Потому что я эгоистка. Трусиха. Потому что я из тех, кто, имея возможность принести пользу, предпочитает драпать; кто, спасая свою жалкую жизнь, бросает на произвол судьбы тех, кто не не может бежать. Вот какую девчонку встретил Гейл в лесу сегодня!
Неудивительно, что я выиграла Голодные игры. Ни один достойный человек на это не способен.
«Но ты же спасла Пита», — вяло думаю я.
А почему, собственно, я его спасла? Да потому, что прекрасно знала, что не сделай я этого, моя жизнь в Дистрикте 12 станет невыносимой.
Я упираюсь лбом в край стола, проникаясь невыносимым отвращением к самой себе. Мне надо было сдохнуть на арене! Хорошо, если б Сенека Крейн, по выражению президента, распылил меня на атомы, когда я вытащила те ягоды!
Ягоды. Я осознаю, что ответ на вопрос, что я собой представляю, заключён в этой пригошне ядовитых плодов. Если я достала их, чтобы спасти Пита потому, что знала, что вернись я без него, от меня стали бы шарахаться, как от зачумлённой — тогда я достойна презрения. Если я достала их, потому что любила Пита — тогда я всё равно думала прежде всего о себе, но меня хотя бы можно понять и простить. Но если я достала их, чтобы бросить вызов Капитолию — только тогда я чего-то стóю. Проблема в том, что я точно не знаю, что двигало мною в тот момент!

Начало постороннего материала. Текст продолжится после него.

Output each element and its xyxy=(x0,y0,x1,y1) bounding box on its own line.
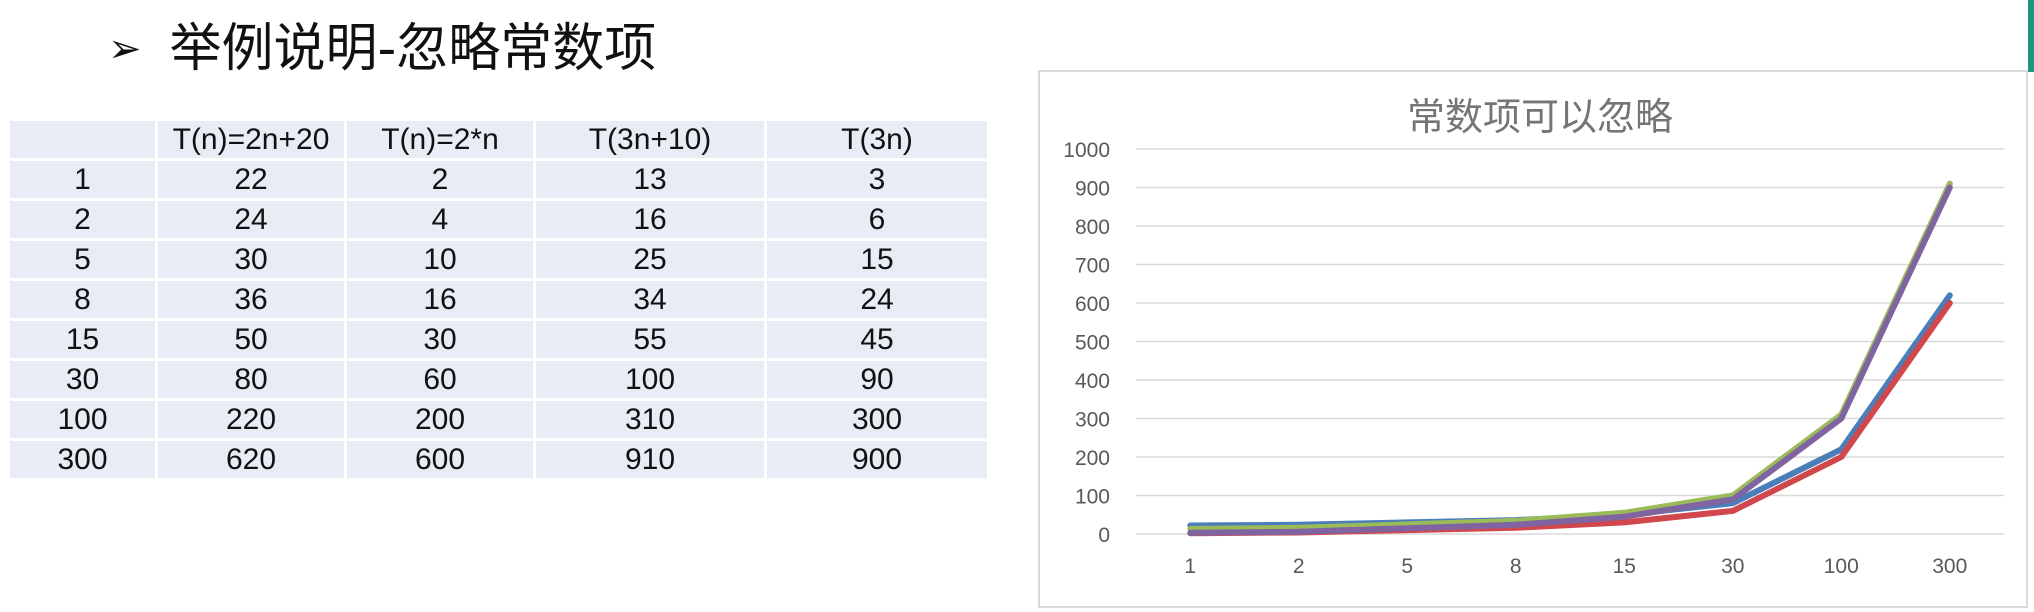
y-tick-label: 200 xyxy=(1075,447,1110,470)
table-row: 300 620 600 910 900 xyxy=(7,438,990,481)
y-tick-label: 300 xyxy=(1075,409,1110,432)
series-line-3 xyxy=(1187,180,1953,532)
data-table: T(n)=2n+20 T(n)=2*n T(3n+10) T(3n) 1 22 … xyxy=(7,118,990,481)
chart-title: 常数项可以忽略 xyxy=(1407,95,1673,139)
y-tick-label: 900 xyxy=(1075,178,1110,201)
table-cell: 4 xyxy=(344,198,536,241)
x-tick-label: 30 xyxy=(1721,555,1744,578)
table-cell: 30 xyxy=(155,238,347,281)
table-row: 30 80 60 100 90 xyxy=(7,358,990,401)
y-tick-label: 0 xyxy=(1098,524,1110,547)
table-cell: 60 xyxy=(344,358,536,401)
y-tick-label: 400 xyxy=(1075,370,1110,393)
table-cell: 100 xyxy=(533,358,767,401)
x-tick-label: 15 xyxy=(1613,555,1636,578)
table-cell: 25 xyxy=(533,238,767,281)
chart-canvas: 常数项可以忽略 0 100 200 300 400 500 600 700 800 900 1000… xyxy=(1063,95,2004,578)
y-tick-label: 100 xyxy=(1075,486,1110,509)
table-cell: 34 xyxy=(533,278,767,321)
table-row: 15 50 30 55 45 xyxy=(7,318,990,361)
table-cell: 22 xyxy=(155,158,347,201)
table-cell: 10 xyxy=(344,238,536,281)
series-line-1 xyxy=(1187,292,1953,529)
table-header-cell: T(3n+10) xyxy=(533,118,767,161)
series-line-4 xyxy=(1187,184,1953,536)
y-tick-label: 600 xyxy=(1075,293,1110,316)
y-tick-label: 800 xyxy=(1075,216,1110,239)
table-cell: 15 xyxy=(7,318,158,361)
table-cell: 1 xyxy=(7,158,158,201)
table-cell: 50 xyxy=(155,318,347,361)
table-cell: 310 xyxy=(533,398,767,441)
table-cell: 30 xyxy=(344,318,536,361)
arrow-bullet-icon: ➢ xyxy=(108,26,142,72)
table-cell: 24 xyxy=(155,198,347,241)
table-cell: 55 xyxy=(533,318,767,361)
table-header-cell xyxy=(7,118,158,161)
x-tick-label: 8 xyxy=(1510,555,1522,578)
table-cell: 900 xyxy=(764,438,990,481)
table-cell: 24 xyxy=(764,278,990,321)
edge-accent-bar xyxy=(2028,0,2034,72)
table-row: 100 220 200 310 300 xyxy=(7,398,990,441)
table-cell: 16 xyxy=(533,198,767,241)
slide-title: 举例说明-忽略常数项 xyxy=(169,19,657,79)
table-cell: 2 xyxy=(7,198,158,241)
table-cell: 600 xyxy=(344,438,536,481)
table-header-cell: T(n)=2*n xyxy=(344,118,536,161)
table-cell: 30 xyxy=(7,358,158,401)
table-row: 2 24 4 16 6 xyxy=(7,198,990,241)
x-tick-label: 1 xyxy=(1184,555,1196,578)
table-cell: 45 xyxy=(764,318,990,361)
table-cell: 300 xyxy=(7,438,158,481)
table-row: 8 36 16 34 24 xyxy=(7,278,990,321)
table-row: 1 22 2 13 3 xyxy=(7,158,990,201)
table-header-row: T(n)=2n+20 T(n)=2*n T(3n+10) T(3n) xyxy=(7,118,990,161)
table-cell: 15 xyxy=(764,238,990,281)
slide-heading: ➢ 举例说明-忽略常数项 xyxy=(108,14,656,84)
x-tick-label: 300 xyxy=(1932,555,1967,578)
table-cell: 8 xyxy=(7,278,158,321)
table-cell: 36 xyxy=(155,278,347,321)
table-cell: 200 xyxy=(344,398,536,441)
table-cell: 2 xyxy=(344,158,536,201)
table-cell: 16 xyxy=(344,278,536,321)
table-cell: 5 xyxy=(7,238,158,281)
x-tick-label: 100 xyxy=(1824,555,1859,578)
table-cell: 90 xyxy=(764,358,990,401)
table-cell: 6 xyxy=(764,198,990,241)
table-cell: 910 xyxy=(533,438,767,481)
y-tick-label: 700 xyxy=(1075,255,1110,278)
table-cell: 13 xyxy=(533,158,767,201)
table-cell: 80 xyxy=(155,358,347,401)
y-tick-label: 1000 xyxy=(1063,139,1110,162)
line-chart: 常数项可以忽略 0 100 200 300 400 500 600 700 800 900 1000… xyxy=(1038,70,2028,608)
table-cell: 300 xyxy=(764,398,990,441)
table-row: 5 30 10 25 15 xyxy=(7,238,990,281)
table-cell: 620 xyxy=(155,438,347,481)
table-header-cell: T(3n) xyxy=(764,118,990,161)
x-tick-label: 5 xyxy=(1401,555,1413,578)
table-cell: 3 xyxy=(764,158,990,201)
x-tick-label: 2 xyxy=(1293,555,1305,578)
y-tick-label: 500 xyxy=(1075,332,1110,355)
table-header-cell: T(n)=2n+20 xyxy=(155,118,347,161)
table-cell: 220 xyxy=(155,398,347,441)
table-cell: 100 xyxy=(7,398,158,441)
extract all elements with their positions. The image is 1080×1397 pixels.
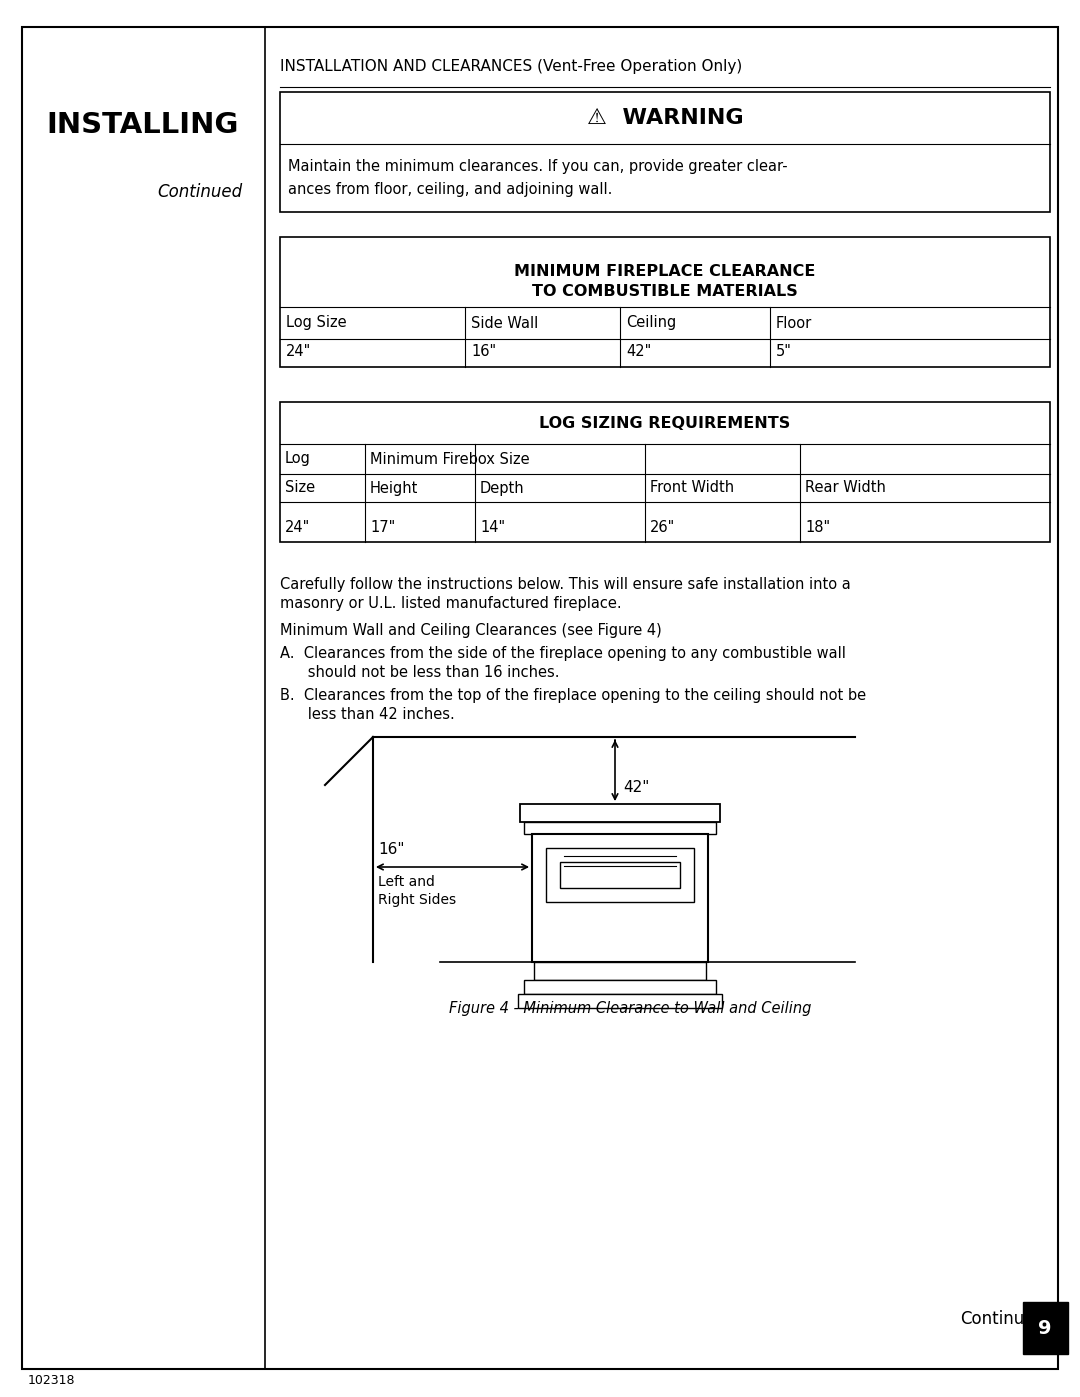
Text: 16": 16" <box>471 344 496 359</box>
Text: TO COMBUSTIBLE MATERIALS: TO COMBUSTIBLE MATERIALS <box>532 285 798 299</box>
Text: Rear Width: Rear Width <box>805 481 886 496</box>
Text: Height: Height <box>370 481 418 496</box>
Text: Carefully follow the instructions below. This will ensure safe installation into: Carefully follow the instructions below.… <box>280 577 851 592</box>
Bar <box>280 92 1050 212</box>
Text: INSTALLING: INSTALLING <box>46 110 239 138</box>
Text: Floor: Floor <box>777 316 812 331</box>
Text: Left and
Right Sides: Left and Right Sides <box>378 875 456 908</box>
Bar <box>518 995 723 1009</box>
Bar <box>524 821 716 834</box>
Text: 9: 9 <box>1038 1319 1052 1337</box>
Text: INSTALLATION AND CLEARANCES (Vent-Free Operation Only): INSTALLATION AND CLEARANCES (Vent-Free O… <box>280 60 742 74</box>
Text: 102318: 102318 <box>28 1375 76 1387</box>
Text: Log: Log <box>285 451 311 467</box>
Text: Depth: Depth <box>480 481 525 496</box>
Text: MINIMUM FIREPLACE CLEARANCE: MINIMUM FIREPLACE CLEARANCE <box>514 264 815 279</box>
Text: 18": 18" <box>805 520 831 535</box>
Bar <box>532 834 708 963</box>
Text: 17": 17" <box>370 520 395 535</box>
Text: 14": 14" <box>480 520 505 535</box>
Text: Side Wall: Side Wall <box>471 316 538 331</box>
Bar <box>561 862 680 888</box>
Text: should not be less than 16 inches.: should not be less than 16 inches. <box>280 665 559 680</box>
Text: less than 42 inches.: less than 42 inches. <box>280 707 455 722</box>
Text: masonry or U.L. listed manufactured fireplace.: masonry or U.L. listed manufactured fire… <box>280 597 622 610</box>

Может ли быть, что народ в дистриктах прав и что мои действия с ягодами были актом неповиновения, пусть даже и неосознанным? Ведь глубоко в сознании я должна понимать, что побег — это не выход. Вовремя смыться — недостаточно, чтобы раз и навсегда обеспечить безопасную жизнь себе, своим родным и друзьям. Даже если бы побег удался. Оттого, что я унесу ноги, жизнь других людей не изменится. Они будут продолжать подвергаться мучениям и издевательствам, как Гейл сегодня.
Жизнь в Двенадцатом дистрикте не так уж сильно отличается от жизни на арене Голодных игр. В какой-то момент тебе необходимо прекратить спасаться бегством, повернуться и встретиться лицом к лицу с тем, кто хочет твоей смерти. Самое трудное — это найти в себе для этого отвагу. Ну, положим, для Гейла никакой трудности нет. Он был рождён мятежником. Это я — я придумываю, как бы половчей сбежать…
— Прости меня! — шепчу я, наклоняюсь к нему и целую.
Его ресницы трепещут, и он смотрит на меня сквозь наркотический туман.
— Привет, Кошкисс!
— Привет, Гейл, — отвечаю.
— Я думал, что ты уже сбежала, — говорит он.
Мой выбор прост. Могу умереть в лесу, как загнанный зверь, а могу — здесь, борясь бок о бок с Гейлом.